The ERISA Industry Committee (ERIC) sent a letter to the Internal Revenue Service (IRS) commending it for issuing a Private Letter Ruling (PLR) to a plan sponsor permitting it to contribute to the company’s 401(k) on behalf of participants paying down student loan debt but not necessarily contributing to the 401(k) plan.
ERIC is asking the IRS to issue a revenue ruling that would broaden the reach of the guidance to enable all sponsors of 401(k) plans to make similar contributions, as Private Letter Rulings are directed only to the taxpayer requesting it.

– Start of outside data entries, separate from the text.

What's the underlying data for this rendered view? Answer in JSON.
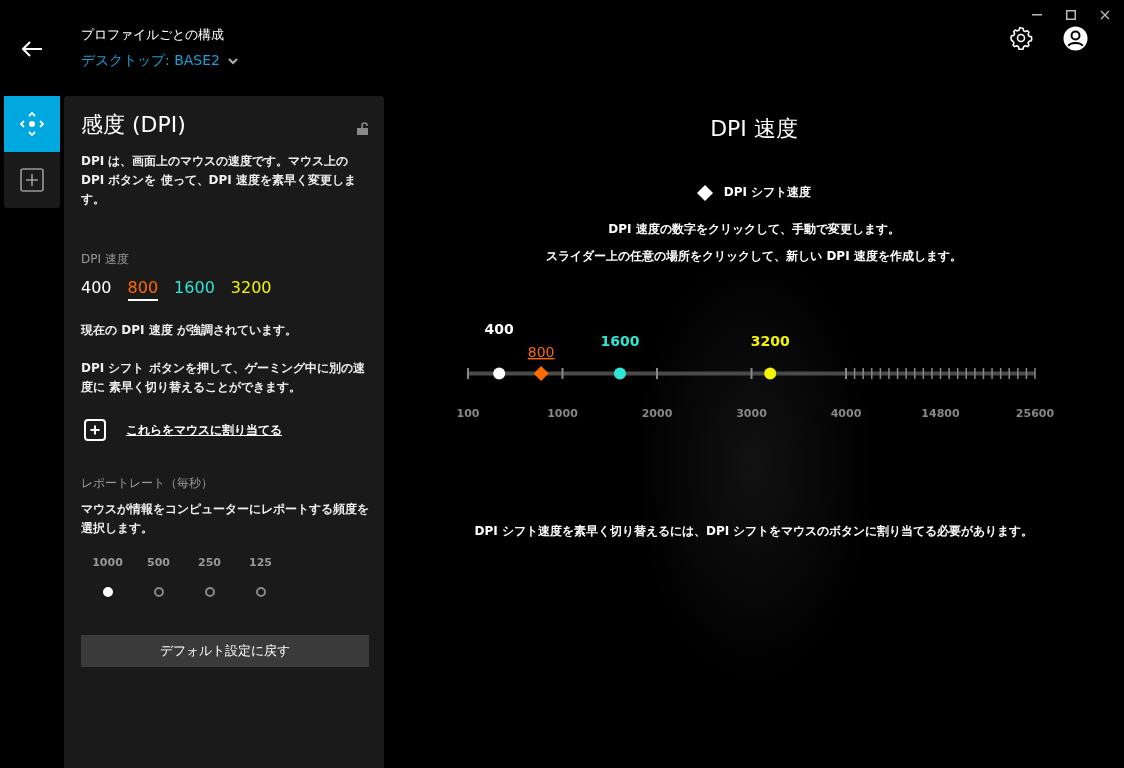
{
  "header": {
    "title": "プロファイルごとの構成",
    "profile": "デスクトップ: BASE2"
  },
  "rail": [
    {
      "kind": "move",
      "selected": true
    },
    {
      "kind": "add",
      "selected": false
    }
  ],
  "panel": {
    "title": "感度 (DPI)",
    "description": "DPI は、画面上のマウスの速度です。マウス上の DPI ボタンを 使って、DPI 速度を素早く変更します。",
    "dpi_label": "DPI 速度",
    "dpi_values": [
      {
        "text": "400",
        "color": "#ffffff",
        "selected": false
      },
      {
        "text": "800",
        "color": "#ff6a00",
        "selected": true
      },
      {
        "text": "1600",
        "color": "#2ee6d6",
        "selected": false
      },
      {
        "text": "3200",
        "color": "#f5f500",
        "selected": false
      }
    ],
    "note_current": "現在の DPI 速度 が強調されています。",
    "note_shift": "DPI シフト ボタンを押して、ゲーミング中に別の速度に 素早く切り替えることができます。",
    "assign_link": "これらをマウスに割り当てる",
    "report_label": "レポートレート（毎秒）",
    "report_description": "マウスが情報をコンピューターにレポートする頻度を選択します。",
    "rates": [
      {
        "label": "1000",
        "selected": true
      },
      {
        "label": "500",
        "selected": false
      },
      {
        "label": "250",
        "selected": false
      },
      {
        "label": "125",
        "selected": false
      }
    ],
    "reset_button": "デフォルト設定に戻す"
  },
  "main": {
    "title": "DPI 速度",
    "legend": "DPI シフト速度",
    "instructions": [
      "DPI 速度の数字をクリックして、手動で変更します。",
      "スライダー上の任意の場所をクリックして、新しい DPI 速度を作成します。"
    ],
    "slider": {
      "ticks": [
        "100",
        "1000",
        "2000",
        "3000",
        "4000",
        "14800",
        "25600"
      ],
      "points": [
        {
          "value": "400",
          "color": "#ffffff",
          "kind": "dot",
          "selected": false,
          "level": 0.055
        },
        {
          "value": "800",
          "color": "#ff6a00",
          "kind": "shift",
          "selected": true,
          "level": 0.129
        },
        {
          "value": "1600",
          "color": "#2ee6d6",
          "kind": "dot",
          "selected": false,
          "level": 0.268
        },
        {
          "value": "3200",
          "color": "#f5f500",
          "kind": "dot",
          "selected": false,
          "level": 0.533
        }
      ]
    },
    "footer": "DPI シフト速度を素早く切り替えるには、DPI シフトをマウスのボタンに割り当てる必要があります。"
  }
}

“The recently issued PLR is a significant step in the right direction, but ERIC believes that more employers would be encouraged to implement retirement savings programs to assist individuals who are repaying student loans, similar to the one described in the PLR if the IRS would issue a revenue ruling or other guidance of similar applicability on this issue,” says Will Hansen, senior vice president of retirement and compensation policy at ERIC. “ERIC hopes the IRS will work with us to develop such a revenue ruling to make sure that it has the maximum impact in helping workers strapped with student loan debt to save for their retirement.”
Research has found that student loan debt greatly hinders workers’ ability to save for retirement. A recent study by the Center for Retirement Research at Boston College found that those with student loans have 50% less saved for retirement than those without student loans.